Alonso’s departure doesn’t, by any means, signal the death of the MCU. It does, however, only add further credence to the idea that Marvel Studios is approaching the end of a creative era. The same is, of course, true for DC, which is in the midst of preparing to take yet another shot at building its own interconnected, multimedia franchise. The studio’s new DC Cinematic Universe will, notably, be overseen by Peter Safran and Guardians of the Galaxy director James Gunn.

However, while neither Marvel nor DC intends to give up on their plans for pop-cultural dominance anytime soon, the question of whether or not audiences will continue to give the two studios their undivided attention remains.

The Inverse Analysis — As bad as things currently look for Hollywood’s superhero franchises, it’s worth noting that both The Batman and Doctor Strange in the Multiverse of Madness performed well last year. In doing so, the two films proved that there’s still life to be found in the superhero genre. The general enthusiasm surrounding the superhero genre at large doesn’t seem as intense now as it was two or three years ago, though.

On the one hand, that means Marvel Studios may never again achieve the kind of pop-cultural dominance it did when it released Avengers: Endgame. On the other hand, that doesn’t mean the superhero genre is going anywhere anytime soon. The occasional box office bomb has never truly hurt any genre, either.

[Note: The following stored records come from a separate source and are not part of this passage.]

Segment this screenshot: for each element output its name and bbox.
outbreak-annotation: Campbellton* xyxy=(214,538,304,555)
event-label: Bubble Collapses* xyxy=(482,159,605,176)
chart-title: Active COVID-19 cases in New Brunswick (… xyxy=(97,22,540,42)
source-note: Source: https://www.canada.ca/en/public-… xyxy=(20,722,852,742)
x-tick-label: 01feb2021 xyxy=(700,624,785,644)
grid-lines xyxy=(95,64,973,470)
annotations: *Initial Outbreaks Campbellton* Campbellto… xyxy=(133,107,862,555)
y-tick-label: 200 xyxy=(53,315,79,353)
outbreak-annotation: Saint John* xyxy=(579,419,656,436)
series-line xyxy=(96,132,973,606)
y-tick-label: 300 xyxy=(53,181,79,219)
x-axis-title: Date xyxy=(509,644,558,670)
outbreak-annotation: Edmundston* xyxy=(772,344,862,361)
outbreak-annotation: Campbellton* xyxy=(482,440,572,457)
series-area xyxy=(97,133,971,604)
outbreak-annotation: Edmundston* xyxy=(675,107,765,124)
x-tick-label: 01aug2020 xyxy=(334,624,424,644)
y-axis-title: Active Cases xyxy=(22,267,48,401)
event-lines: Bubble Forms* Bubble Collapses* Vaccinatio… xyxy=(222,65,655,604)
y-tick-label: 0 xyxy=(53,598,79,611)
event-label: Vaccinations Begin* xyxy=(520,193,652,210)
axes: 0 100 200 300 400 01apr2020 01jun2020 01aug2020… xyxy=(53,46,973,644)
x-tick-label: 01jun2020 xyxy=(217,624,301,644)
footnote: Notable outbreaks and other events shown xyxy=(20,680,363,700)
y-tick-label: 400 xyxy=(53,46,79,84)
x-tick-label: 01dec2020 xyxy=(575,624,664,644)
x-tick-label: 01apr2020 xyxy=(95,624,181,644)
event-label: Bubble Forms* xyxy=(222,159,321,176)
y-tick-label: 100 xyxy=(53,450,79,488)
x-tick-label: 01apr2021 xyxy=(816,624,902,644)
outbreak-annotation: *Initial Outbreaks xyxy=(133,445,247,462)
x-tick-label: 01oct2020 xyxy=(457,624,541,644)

In fact, signaling to studios like Marvel and DC that moviegoers won’t automatically fall over themselves with excitement about every new thing they put out is the only way to ensure that both studios try to maintain some kind of base quality level. Even more importantly, a decreased enthusiasm for superhero movies opens the door for moviegoers to start exploring other genres and stories again — and that’s never a bad thing.